Two years have passed since the first confirmed case of COVID-19 in Arizona. In a press briefing Wednesday, ASU Biodesign executive director Joshua LaBaer shared lessons learned and mysteries still unresolved.

"In my career as a physician and as a medical researcher, this is the first time that I've ever seen a new disease enter the pantheon of human diseases that has had such an incredibly profound effect on the health of so many people. It's just a staggering effect," he said.

LaBaer said the pandemic underscores the limits of knowledge and the dangers of assumptions.

"Early on, I heard really smart people say, 'Oh, we should just go get it,' when we when we had less than six months of experience with this brand new disease. Sweden took on this philosophy of just letting people get infected, which turned out to be disastrous," he said.

Citing the rapid development of tests and vaccines, he said, “as a community, we can do great things,” but are limited by difficulties evaluating risk and reaching consensus and by biology’s relentless capacity to mutate and make variants like omicron.

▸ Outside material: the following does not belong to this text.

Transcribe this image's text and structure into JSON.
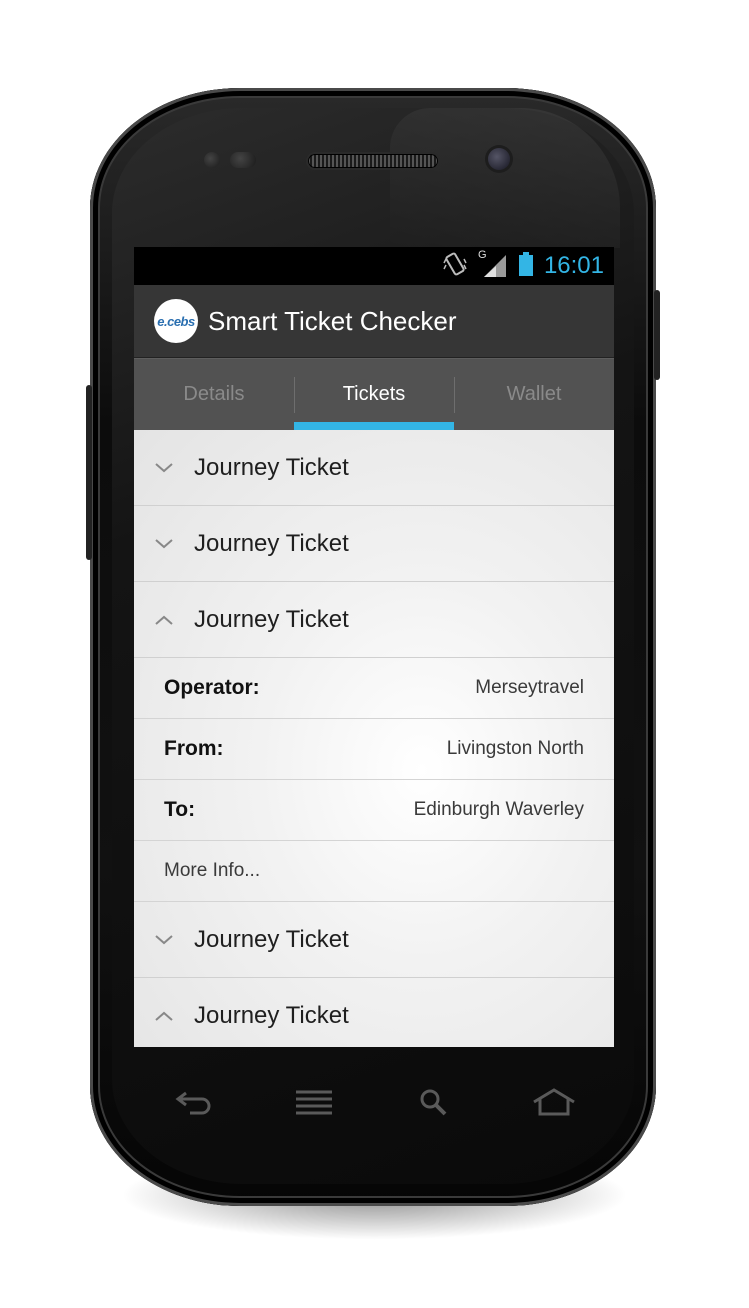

"The fact that we've gone through multiple variants of this virus, and each of those variants has had a slightly different effect and different behavior, means that it's very hard to put a pin on something and say, 'This is what we can expect,'" said LaBaer.

ASU virologist Efrem Lim says that’s why continued surveillance is so vital.

“Because, once we catch these things, we can always update our tests, update our vaccines and treatments and so forth,” he said.

ASU has so far detected 29 cases of the BA-2 omicron variant in Arizona, compared to 7,000 cases of vanilla BA-1 omicron. Sometimes called “stealth omicron” due to a mutation that lets it escape detection by older tests. BA-2 is detectable by newer tests and by the whole-genome sequencing done at ASU and elsewhere.

BA-2 has not taken off like its sister variant, but Lim says that could change, especially since experts don’t know the effects of its 30 unique mutations. 

“The reason why we are tracking that though is, in other parts of the world, for example, in Denmark, they are seeing BA-2 climbing up and competing with the BA-1 variant. But clearly we're not seeing that right now,” said Lim.